First, this is supposed to be the healthier, updated version of their original mix book --with some new recipes added in--, yet they list shortening, granulated sugar, and regular flour as the some of the most used ingredients. In the beginning of the book they stress not making substitutions unless mentioned in the recipe, otherwise the recipe won't work. So, this would suggest you couldn't use something better than shortening, or a wheat flour, or sugar substitute.
Second, they stress using fresh ingredients as much as possible in the introduction, however some of their mixes call for commercial mixes or products that certainly are NOT Fresh, such as "presweetened powdered lemonade mix" for their Lemon Pie Filling Mix which is used in some recipes, "cornflake crumbs" for their Crisp Coating Mix, which is used in several dinner recipes, and cornflakes is by far the main ingredient in the mix, and "can frozen orange-juice concentrate" and "can pineapple juice" used in the Fruit Slush Mix which is used to make Fruit Slush (what?! Why don't I just use REAL fruit juices, add ice cubes, and water or ginger ale -leave out the sugar- and have a REAL fruit slush?).

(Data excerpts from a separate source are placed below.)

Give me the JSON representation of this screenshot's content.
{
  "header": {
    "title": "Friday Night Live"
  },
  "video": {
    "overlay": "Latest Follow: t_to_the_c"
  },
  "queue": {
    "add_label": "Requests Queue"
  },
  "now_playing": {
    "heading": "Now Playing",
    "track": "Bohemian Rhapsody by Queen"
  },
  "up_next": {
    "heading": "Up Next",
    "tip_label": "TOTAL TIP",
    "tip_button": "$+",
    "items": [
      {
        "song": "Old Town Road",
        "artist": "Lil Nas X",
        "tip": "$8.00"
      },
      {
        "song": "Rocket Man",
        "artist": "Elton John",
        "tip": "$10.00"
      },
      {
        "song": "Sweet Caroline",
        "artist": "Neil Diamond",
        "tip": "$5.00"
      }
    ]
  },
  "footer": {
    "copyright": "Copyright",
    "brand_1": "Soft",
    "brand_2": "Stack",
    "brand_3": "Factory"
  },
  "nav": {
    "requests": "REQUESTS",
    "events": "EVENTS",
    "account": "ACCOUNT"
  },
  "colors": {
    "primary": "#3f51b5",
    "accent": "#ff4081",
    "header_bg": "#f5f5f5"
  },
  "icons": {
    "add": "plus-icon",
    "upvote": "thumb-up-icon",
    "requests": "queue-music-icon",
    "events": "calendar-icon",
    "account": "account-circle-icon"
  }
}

My last complaint is that the mixes and recipes are all nicely laid out with plenty of space and directions, and mixes have page numbers for the recipes they are used for. This is a great reference tool. However, the idex in the back, while extensive, is in miniscule print jammed onto 4 pages, which makes it very difficult to easily find the recipes you'd like to use. Another reason I'm glad I did not purchase this book, as I am a HUGE user of indexes in my cookbooks, and even with using my reading glasses I struggled with the index.